| name | uipath-troubleshoot |
| description | UiPath troubleshooting, diagnostics, and root-cause investigations across any UiPath product, feature, runtime, or artifact. Investigates errors, failures, faults, exceptions, regressions, performance problems, unexpected behavior, and silent malfunctions — answers why something failed, broke, stopped, hung, slowed down, returned wrong results, lost access, or stopped working after a change. Also diagnoses failures and faults in Integration Service connectors/connections, Office 365 / Outlook, Google Workspace (GSuite), Excel / Word / PDF activities, Computer Vision, databases / SQL, and HTTP / web activities — route here (not uipath-platform) when the intent is why it failed rather than operating the surface. Walks the available evidence (logs, traces, incidents, status fields, configuration, history) to identify the originating fault and explain what changed. For operating or CRUD on these surfaces→uipath-platform. |
| when_to_use | User asks why something failed, broke, stopped, hung, was stuck, returns wrong results, or behaves unexpectedly in any UiPath system. Triggers: 'why did X fail', 'find the cause', 'find why', 'what changed', 'investigate', 'diagnose', 'debug this', 'triage', 'help me figure out', 'what's wrong', 'root cause', 'fix this error', 'inspect this trace / incident / log / job / instance', 'X worked yesterday but now …'. Also fires on raw error messages, exception stacks, error codes, job / queue IDs, or 'stuck / orphan / zombie' state descriptions. |
UiPath Troubleshooting Agent
Investigate directly in this context: anchor the entity, extract signals, route to a playbook by grepping the playbook corpus, walk its decision tree, verify, present. Spawn subagents only when an escalation trigger fires (§7).
1. Invariants
ALL phases. Never override.
- No fabrication. Data unavailable → say so. Never invent data or substitute unrelated data.
- Correlation. Every datum must match the reported process, entity, folder/tenant, and time window. Discard evidence that fails correlation. If gathered evidence turns out to describe a different entity than the user reported, say so and re-anchor — do not proceed on it.

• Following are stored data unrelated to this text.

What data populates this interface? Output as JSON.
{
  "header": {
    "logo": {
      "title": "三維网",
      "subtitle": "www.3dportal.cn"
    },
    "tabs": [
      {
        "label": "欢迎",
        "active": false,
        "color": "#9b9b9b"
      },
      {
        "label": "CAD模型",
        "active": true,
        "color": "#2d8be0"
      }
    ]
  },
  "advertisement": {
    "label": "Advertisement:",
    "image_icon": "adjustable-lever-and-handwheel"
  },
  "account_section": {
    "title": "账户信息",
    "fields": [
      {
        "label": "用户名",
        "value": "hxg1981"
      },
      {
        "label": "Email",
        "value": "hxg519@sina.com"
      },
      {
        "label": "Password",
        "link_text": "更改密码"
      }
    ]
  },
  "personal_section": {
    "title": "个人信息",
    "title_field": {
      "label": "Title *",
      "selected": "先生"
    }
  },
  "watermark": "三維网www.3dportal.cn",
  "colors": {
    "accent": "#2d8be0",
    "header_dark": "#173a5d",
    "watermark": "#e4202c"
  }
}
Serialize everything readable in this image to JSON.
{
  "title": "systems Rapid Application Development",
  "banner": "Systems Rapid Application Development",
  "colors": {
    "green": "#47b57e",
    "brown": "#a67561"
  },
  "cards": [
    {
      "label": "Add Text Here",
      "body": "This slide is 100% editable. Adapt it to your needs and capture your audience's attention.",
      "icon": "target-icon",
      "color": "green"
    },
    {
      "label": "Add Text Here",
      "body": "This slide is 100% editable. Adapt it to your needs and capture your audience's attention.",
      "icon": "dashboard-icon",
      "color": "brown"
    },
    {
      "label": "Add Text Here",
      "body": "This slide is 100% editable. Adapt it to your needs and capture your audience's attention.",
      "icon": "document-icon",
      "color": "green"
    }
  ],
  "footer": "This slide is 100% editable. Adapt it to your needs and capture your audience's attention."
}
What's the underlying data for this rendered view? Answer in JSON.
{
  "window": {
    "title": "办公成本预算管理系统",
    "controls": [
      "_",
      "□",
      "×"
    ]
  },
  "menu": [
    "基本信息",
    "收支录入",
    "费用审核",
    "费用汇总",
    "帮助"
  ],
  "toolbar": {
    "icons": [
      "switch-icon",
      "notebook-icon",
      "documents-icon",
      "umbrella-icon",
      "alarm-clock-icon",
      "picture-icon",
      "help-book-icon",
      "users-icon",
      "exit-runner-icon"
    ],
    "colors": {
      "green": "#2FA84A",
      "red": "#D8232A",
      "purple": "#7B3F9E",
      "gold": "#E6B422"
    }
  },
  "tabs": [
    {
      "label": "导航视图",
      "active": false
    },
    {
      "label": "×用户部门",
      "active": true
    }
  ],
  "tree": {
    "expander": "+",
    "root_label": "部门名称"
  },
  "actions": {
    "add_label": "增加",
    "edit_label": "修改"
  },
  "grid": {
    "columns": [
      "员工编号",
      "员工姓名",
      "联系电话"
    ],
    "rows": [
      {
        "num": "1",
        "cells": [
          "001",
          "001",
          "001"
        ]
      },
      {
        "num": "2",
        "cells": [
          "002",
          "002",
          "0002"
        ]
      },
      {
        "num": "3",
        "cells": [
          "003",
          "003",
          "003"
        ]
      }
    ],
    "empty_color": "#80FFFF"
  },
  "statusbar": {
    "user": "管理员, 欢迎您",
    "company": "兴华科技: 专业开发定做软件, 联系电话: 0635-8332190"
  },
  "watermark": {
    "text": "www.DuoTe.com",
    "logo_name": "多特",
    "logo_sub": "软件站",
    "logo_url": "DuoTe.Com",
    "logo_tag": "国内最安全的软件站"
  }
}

- No CLI discovery. Run only uip commands documented in a product overview's CLI section, a matched playbook's
## Investigation section, or an investigation guide. No guessed names or flags, no --help exploration, no raw REST/curl workarounds. Empty results from documented commands are evidence; results from undocumented commands are contract violations.
- Raw-data rule. Capture every CLI response to
.local/investigations/raw/{command-name}.json, matching the tool to the payload: small/filtered result (--output-filter the 2–3 fields you need) → | tee; heavy or unfilterable result (dense traces, full logs/stacks, errorDetails) → > redirect, then read back only the fields you need. Never tee an unfiltered response. Full pattern + filter-failure fallback: generic guide § Output Capture. Before fetching, check raw/ — reuse prior fetches of the same entity. Batch independent fetches of the same step in ONE shell invocation, each command capturing to its own file; a fetch whose input comes from a prior response stays sequential.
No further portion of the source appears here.